THURSDAY, Dec. 20 (HealthDay News) -- Only 3.3 percent of Americans are in ideal cardiovascular health, with considerable between-state variation noted, according to research published online Dec. 19 in the Journal of the American Heart Association.
Jing Fang, M.D., from the U.S. Centers for Disease Control and Prevention in Atlanta, and colleagues analyzed data for 356,441 eligible participants from the state-based 2009 Behavioral Risk Factor Surveillance System telephone survey, focusing on seven cardiovascular metrics: hypertension, high cholesterol, smoking, body mass index, diabetes, physical activity, and fruit and vegetable consumption.
The researchers found that 3.3 percent of the overall population was in ideal cardiovascular health (ideal health status on all seven metrics), while 9.9 percent was in poor cardiovascular health (zero to two of the seven metrics). The mean overall score (number of ideal metrics) was 4.42. There was variation between states in the percentage with ideal cardiovascular health, ranging from 1.2 percent (Oklahoma) to 6.9 percent (District of Columbia). With Illinois as the referent, the adjusted prevalence ratio of ideal cardiovascular health ranged from 0.38 in Oklahoma to 1.91 in the District of Columbia.

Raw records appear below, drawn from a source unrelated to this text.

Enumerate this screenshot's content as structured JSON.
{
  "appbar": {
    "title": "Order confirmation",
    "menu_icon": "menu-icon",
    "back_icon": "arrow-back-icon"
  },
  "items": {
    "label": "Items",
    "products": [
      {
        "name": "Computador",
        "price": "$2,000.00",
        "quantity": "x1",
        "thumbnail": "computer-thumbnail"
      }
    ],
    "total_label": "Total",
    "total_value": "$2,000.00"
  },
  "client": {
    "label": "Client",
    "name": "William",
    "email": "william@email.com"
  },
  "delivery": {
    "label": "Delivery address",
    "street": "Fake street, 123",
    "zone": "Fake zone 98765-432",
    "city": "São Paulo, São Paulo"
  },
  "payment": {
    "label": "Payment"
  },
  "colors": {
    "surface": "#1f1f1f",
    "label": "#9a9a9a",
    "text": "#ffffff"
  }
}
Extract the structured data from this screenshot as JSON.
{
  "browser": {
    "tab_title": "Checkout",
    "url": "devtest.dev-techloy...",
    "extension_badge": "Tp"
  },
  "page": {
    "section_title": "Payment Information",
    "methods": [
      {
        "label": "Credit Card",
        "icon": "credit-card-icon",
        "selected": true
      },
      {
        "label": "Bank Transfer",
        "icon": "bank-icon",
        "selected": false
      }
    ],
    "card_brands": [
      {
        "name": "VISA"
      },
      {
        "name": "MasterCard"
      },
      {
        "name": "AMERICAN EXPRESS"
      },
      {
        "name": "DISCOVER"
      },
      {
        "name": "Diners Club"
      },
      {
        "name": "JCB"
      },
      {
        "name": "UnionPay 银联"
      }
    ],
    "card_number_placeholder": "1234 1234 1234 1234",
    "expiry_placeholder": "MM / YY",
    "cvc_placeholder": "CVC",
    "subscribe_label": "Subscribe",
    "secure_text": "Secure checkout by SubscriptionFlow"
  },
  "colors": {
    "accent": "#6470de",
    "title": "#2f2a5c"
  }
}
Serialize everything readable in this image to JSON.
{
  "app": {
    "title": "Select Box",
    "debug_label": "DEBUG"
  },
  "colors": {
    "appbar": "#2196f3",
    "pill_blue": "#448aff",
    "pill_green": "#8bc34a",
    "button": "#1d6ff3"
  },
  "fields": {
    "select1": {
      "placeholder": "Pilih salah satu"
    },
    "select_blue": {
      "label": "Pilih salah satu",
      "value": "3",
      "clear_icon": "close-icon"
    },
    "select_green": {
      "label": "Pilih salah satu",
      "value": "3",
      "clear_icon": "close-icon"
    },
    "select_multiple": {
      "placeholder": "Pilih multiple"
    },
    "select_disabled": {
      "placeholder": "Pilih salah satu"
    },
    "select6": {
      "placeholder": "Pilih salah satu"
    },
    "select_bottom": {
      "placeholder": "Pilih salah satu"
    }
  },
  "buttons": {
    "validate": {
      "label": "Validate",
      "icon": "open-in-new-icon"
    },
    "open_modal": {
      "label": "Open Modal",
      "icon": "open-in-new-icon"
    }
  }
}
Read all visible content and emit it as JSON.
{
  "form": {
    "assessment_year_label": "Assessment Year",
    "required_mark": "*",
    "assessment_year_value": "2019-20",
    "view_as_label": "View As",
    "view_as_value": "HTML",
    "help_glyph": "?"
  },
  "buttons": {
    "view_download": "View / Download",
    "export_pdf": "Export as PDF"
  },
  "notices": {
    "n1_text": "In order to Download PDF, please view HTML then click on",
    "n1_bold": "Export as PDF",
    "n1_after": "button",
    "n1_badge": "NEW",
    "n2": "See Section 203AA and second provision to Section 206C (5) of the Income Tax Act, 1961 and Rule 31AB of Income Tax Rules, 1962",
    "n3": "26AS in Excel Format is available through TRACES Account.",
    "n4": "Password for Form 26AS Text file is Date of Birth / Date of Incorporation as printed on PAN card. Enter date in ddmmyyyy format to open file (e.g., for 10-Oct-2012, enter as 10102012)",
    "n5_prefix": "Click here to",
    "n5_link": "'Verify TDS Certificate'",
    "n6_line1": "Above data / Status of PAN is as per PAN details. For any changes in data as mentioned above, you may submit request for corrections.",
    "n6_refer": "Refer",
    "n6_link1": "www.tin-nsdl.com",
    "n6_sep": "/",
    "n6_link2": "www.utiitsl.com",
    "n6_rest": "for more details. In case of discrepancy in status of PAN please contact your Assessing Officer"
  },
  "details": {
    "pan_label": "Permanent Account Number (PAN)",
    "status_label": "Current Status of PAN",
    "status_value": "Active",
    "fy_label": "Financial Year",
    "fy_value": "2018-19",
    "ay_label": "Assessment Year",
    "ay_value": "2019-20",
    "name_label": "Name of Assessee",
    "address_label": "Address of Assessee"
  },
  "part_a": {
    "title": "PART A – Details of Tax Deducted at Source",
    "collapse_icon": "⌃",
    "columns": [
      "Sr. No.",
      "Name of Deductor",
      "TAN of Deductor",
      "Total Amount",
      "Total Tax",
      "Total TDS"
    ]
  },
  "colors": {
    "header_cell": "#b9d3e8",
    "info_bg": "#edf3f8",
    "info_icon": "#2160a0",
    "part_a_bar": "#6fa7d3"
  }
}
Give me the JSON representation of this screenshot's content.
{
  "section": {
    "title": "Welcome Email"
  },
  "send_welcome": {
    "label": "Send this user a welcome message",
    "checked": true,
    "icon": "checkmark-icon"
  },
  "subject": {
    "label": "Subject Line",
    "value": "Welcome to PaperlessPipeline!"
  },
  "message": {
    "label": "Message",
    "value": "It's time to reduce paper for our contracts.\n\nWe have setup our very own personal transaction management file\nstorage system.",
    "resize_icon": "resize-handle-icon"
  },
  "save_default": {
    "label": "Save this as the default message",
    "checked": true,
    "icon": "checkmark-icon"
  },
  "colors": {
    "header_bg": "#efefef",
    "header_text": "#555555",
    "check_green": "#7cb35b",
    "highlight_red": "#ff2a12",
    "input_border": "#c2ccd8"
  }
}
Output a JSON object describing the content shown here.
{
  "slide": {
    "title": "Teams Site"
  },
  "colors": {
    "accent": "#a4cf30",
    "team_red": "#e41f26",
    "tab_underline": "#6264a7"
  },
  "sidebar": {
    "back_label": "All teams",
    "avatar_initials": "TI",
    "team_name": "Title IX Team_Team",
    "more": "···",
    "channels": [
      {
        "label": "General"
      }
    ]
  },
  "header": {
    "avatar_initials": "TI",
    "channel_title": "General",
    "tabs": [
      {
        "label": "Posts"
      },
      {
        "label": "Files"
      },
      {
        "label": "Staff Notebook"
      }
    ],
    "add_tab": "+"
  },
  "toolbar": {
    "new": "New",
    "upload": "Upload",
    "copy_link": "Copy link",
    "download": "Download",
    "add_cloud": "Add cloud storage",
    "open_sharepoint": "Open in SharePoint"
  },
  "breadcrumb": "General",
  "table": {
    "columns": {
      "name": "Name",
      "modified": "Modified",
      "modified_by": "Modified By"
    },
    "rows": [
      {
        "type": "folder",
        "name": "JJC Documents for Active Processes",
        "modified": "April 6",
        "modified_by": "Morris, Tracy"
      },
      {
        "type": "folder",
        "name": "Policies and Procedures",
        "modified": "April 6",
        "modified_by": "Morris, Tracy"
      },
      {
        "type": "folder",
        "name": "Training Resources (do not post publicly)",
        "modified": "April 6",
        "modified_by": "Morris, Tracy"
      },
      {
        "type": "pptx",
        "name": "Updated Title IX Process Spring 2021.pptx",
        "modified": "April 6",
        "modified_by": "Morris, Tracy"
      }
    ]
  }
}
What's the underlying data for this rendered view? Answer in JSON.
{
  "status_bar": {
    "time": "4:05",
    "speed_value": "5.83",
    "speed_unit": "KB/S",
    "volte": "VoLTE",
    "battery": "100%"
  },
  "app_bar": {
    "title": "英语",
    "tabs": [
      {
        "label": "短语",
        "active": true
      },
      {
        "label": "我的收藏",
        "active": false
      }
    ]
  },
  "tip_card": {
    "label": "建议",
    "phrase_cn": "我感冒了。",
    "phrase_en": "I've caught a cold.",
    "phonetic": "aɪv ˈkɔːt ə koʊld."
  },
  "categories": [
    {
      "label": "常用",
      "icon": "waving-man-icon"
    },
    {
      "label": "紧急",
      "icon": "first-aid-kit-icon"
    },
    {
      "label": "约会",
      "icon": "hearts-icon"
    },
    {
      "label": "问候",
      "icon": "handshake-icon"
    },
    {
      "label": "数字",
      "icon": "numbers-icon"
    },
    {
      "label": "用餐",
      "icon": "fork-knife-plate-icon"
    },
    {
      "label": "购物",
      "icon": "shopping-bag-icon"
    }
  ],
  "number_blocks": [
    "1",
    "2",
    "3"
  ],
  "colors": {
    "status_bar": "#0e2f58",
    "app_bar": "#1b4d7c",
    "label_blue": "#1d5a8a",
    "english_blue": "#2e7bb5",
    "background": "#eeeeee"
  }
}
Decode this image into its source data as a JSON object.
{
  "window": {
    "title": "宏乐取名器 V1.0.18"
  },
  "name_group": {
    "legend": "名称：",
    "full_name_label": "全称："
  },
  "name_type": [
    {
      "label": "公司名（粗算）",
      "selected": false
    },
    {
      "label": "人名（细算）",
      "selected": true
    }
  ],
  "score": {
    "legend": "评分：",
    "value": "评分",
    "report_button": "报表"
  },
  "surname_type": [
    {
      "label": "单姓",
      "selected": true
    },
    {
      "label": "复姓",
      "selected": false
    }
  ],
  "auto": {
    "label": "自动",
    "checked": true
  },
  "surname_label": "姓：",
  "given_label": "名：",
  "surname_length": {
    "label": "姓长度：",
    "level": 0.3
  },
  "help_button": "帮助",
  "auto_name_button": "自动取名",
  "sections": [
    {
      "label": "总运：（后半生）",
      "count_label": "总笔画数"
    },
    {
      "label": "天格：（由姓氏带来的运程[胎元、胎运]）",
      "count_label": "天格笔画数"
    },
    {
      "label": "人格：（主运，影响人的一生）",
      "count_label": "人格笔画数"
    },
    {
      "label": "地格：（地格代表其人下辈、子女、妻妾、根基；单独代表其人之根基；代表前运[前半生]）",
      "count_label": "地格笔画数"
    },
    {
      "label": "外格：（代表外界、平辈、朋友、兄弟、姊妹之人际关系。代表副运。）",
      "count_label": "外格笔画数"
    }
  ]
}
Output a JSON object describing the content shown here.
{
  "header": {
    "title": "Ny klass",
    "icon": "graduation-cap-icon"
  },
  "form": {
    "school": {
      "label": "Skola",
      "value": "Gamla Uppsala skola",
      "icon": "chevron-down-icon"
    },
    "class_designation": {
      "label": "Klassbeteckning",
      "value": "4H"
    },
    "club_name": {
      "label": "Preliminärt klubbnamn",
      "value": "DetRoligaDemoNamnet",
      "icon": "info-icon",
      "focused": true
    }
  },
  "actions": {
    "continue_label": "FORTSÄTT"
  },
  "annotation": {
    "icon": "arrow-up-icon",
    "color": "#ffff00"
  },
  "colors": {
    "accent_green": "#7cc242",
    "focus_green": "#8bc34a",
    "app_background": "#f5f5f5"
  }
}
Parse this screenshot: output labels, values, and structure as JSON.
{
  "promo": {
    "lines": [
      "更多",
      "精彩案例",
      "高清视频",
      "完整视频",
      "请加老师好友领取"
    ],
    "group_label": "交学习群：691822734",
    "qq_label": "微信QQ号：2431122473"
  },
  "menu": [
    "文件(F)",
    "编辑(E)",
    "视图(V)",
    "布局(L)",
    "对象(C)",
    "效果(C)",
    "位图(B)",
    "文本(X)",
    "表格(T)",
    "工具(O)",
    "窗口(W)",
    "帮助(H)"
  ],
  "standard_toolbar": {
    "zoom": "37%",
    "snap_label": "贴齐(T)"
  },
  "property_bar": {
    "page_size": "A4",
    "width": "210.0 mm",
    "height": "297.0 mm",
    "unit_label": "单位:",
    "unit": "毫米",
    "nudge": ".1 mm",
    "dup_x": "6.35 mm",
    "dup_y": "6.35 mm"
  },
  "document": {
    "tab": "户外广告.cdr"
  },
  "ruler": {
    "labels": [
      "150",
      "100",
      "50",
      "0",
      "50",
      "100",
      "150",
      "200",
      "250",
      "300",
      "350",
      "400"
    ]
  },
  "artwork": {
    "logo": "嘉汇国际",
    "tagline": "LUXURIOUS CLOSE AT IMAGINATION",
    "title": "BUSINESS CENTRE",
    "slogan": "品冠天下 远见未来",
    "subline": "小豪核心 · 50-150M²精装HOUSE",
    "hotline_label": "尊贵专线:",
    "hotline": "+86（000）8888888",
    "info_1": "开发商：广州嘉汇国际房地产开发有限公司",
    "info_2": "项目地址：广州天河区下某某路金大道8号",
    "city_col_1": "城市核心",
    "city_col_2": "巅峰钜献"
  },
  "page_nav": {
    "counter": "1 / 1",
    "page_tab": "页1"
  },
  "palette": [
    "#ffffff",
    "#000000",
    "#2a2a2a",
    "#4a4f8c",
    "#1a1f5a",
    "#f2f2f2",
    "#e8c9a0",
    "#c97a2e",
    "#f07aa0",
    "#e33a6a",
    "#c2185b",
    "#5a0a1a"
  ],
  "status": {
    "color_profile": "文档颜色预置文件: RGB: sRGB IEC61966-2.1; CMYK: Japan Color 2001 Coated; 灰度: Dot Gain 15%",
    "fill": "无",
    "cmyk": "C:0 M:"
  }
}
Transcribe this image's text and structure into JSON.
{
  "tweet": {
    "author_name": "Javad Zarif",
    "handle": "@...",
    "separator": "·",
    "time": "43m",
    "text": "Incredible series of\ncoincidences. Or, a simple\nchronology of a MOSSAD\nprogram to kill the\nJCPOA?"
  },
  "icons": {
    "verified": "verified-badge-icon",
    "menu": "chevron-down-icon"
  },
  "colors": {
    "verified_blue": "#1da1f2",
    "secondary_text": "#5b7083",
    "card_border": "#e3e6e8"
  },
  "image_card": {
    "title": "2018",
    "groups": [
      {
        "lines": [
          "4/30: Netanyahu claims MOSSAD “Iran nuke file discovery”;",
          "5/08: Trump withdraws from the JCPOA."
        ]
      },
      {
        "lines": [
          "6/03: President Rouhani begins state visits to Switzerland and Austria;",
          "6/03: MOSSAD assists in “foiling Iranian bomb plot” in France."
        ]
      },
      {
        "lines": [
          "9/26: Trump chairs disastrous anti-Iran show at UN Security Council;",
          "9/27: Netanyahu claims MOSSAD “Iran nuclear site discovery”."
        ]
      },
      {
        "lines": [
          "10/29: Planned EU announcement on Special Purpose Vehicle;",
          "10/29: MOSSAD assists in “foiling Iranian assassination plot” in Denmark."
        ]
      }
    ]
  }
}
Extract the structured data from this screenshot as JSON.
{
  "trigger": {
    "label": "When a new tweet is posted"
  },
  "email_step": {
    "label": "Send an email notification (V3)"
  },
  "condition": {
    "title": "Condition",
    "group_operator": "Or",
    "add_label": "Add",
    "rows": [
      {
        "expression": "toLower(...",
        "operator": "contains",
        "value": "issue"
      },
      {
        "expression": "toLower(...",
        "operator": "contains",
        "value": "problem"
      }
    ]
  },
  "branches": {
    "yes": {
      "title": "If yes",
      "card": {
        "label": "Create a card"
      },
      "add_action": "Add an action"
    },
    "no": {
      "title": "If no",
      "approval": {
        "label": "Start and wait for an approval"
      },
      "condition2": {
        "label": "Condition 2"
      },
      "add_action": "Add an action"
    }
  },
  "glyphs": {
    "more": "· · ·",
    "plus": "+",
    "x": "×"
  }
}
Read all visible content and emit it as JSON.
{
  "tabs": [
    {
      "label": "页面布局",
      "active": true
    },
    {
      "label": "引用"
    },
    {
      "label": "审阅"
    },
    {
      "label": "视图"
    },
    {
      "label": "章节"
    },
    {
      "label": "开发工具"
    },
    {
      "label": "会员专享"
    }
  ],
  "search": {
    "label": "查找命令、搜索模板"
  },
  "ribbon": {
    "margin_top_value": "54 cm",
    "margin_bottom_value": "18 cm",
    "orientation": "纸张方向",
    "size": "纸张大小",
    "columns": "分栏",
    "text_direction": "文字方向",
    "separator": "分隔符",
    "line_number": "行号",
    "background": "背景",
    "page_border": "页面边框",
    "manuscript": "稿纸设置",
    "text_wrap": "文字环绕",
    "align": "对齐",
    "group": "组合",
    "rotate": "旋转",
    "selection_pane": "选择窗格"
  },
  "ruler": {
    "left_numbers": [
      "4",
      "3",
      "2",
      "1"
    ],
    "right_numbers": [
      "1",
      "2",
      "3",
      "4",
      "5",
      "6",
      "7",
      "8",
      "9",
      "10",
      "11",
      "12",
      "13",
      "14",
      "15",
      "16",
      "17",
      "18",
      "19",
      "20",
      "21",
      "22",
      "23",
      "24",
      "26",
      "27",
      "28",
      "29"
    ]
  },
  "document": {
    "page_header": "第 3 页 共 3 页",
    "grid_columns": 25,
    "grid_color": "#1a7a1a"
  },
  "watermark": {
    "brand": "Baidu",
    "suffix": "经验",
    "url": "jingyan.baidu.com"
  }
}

"In conclusion, this report provides estimates of cardiovascular health for all 50 U.S. states and the District of Columbia. The data can be used by state programs as a baseline assessment of cardiovascular health," the authors write. "Findings from this report can be used by stakeholders to direct communication initiatives, focus limited resources, and support programmatic plans to improve cardiovascular health."